Can IPL do its bit to restore even contest between bat and ball?
I am penning down this article a few hours before the start of the much anticipated final of IPL 3. As one reads through this article, they would get to realise that this article could not have been published at a more inopportune time!!!!.
IPL as a product has been a resounding success. The ever burgeoning viewership and the patronage the matches have received in terms of in-stadia attendance bears ample testimony to the fact that IPL has been a product which has been marketed well. Is IPL doing a fair bit to restore an even contest between bat and ball? The answer to that question is certainly an emphatic No.
All top flight sportsmen, international cricketers included, derive utmost pride and satisfaction in winning under testing or trying conditions. T20 as a format of the game and IPL being the chief patron of this format have ensured that there is no contest between bat and ball there by robbing the protagonists of any testing or trying conditions. Bowlers in the IPL have been more or less reduced to the role of bowling machines waiting for their turn to get slaughtered. The day may not be far off, when bowlers are replaced with bowling machines as anyway both get to serve the same objective of being mute spectators in a contest designed to provide perverted entertainment in the form of fours and sixes.
The T20 format ensures that there is no emphasis on art of innings building as the likelihood of being bowled out under 20 overs is very remote. This scenario provides a license for lot of average players to go for broke from the word go and be successful. This format of the game forces even puritans like Rahul Dravid to try out ungainly heaves over Mid-wicket, certainly an eye sore to watch and not definitely Rahul’s cup of tea!!!!. Even top notch bowlers like Dale Steyn get the stick from average batsmen and this format of the game ensures that the skills needed to succeed as a batsman are highly commoditised!!!!.
I have chronicled enough about the pitfalls in the T20 format of the game in terms of lack of contest between bat and ball. How could IPL take the cue in restoring the balance in T20 so that this format does not get to canibalise Test Cricket and 50-50 onedayers? Given the financial muscle of IPL and the clout it enjoys among ICC bigwigs, a few game changing moves could be introduced by IPL, if it succeeds it would be eventually embraced by ICC and become de-facto ones in any T20 format.

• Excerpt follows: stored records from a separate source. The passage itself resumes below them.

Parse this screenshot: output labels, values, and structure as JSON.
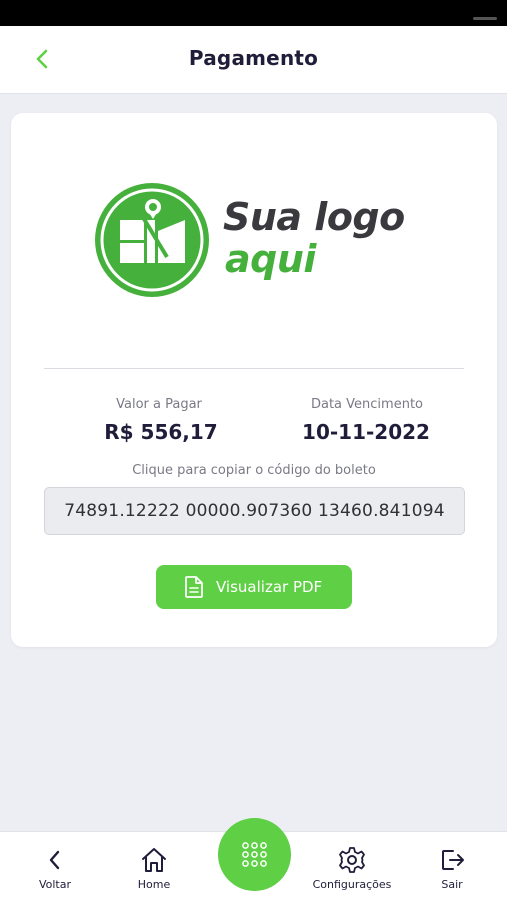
{
  "header": {
    "title": "Pagamento",
    "back_icon": "chevron-left-icon"
  },
  "logo": {
    "line1": "Sua logo",
    "line2": "aqui"
  },
  "payment": {
    "amount_label": "Valor a Pagar",
    "amount_value": "R$ 556,17",
    "due_label": "Data Vencimento",
    "due_value": "10-11-2022",
    "copy_hint": "Clique para copiar o código do boleto",
    "barcode": "74891.12222 00000.907360 13460.841094"
  },
  "pdf_button": {
    "label": "Visualizar PDF",
    "icon": "document-icon"
  },
  "bottom_nav": {
    "items": [
      {
        "label": "Voltar",
        "icon": "chevron-left-icon"
      },
      {
        "label": "Home",
        "icon": "home-icon"
      },
      {
        "label": "Configurações",
        "icon": "gear-icon"
      },
      {
        "label": "Sair",
        "icon": "logout-icon"
      }
    ],
    "fab_icon": "grid-dots-icon"
  },
  "colors": {
    "accent": "#5fcf45",
    "logo_green": "#45b13c",
    "text_dark": "#1f1d3a",
    "background": "#eceef3"
  }
}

In the next version of IPL, the following changes could be looked at. Do away with the first 6 overs of batting power play; this would give some cushion to bowlers in the form of a spread out field. Allow 2 bouncers per over so that fast bowlers could prey on weakness of some of the batsmen against short pitched stuff. This would also ensure that batsmen cannot instinctively get on to the front foot at will and cart the bowlers out of the park.
Do away with the free hit rule as already there is enough in this format stacked against the hapless bowlers!!!!. Increase the length of the boundary there by making the fours and sixes hard earned. During IPL 3, the boundaries in some of the venues were so short that even mis-hits found its way to the boundary or beyond the boundary!!!. The last recommendation, possibly the key one is to restrict the batting side to 5 wickets per outing instead of the current 10 wickets per outing. Each side would field 11 players but utmost 6 players can get to bat in the 20 overs. The batting side would have flexibility to choose the 6 players who would get to bat. This would ensure that the tactical acumen plays a key role and it would also ensure that the art of innings building gains some semblance of significance.
IPL can certainly look at implementing the above recommendations for the betterment of the game. Do they have the hunger and determination to do it possibly at the expense of a few billion dollars!!!!?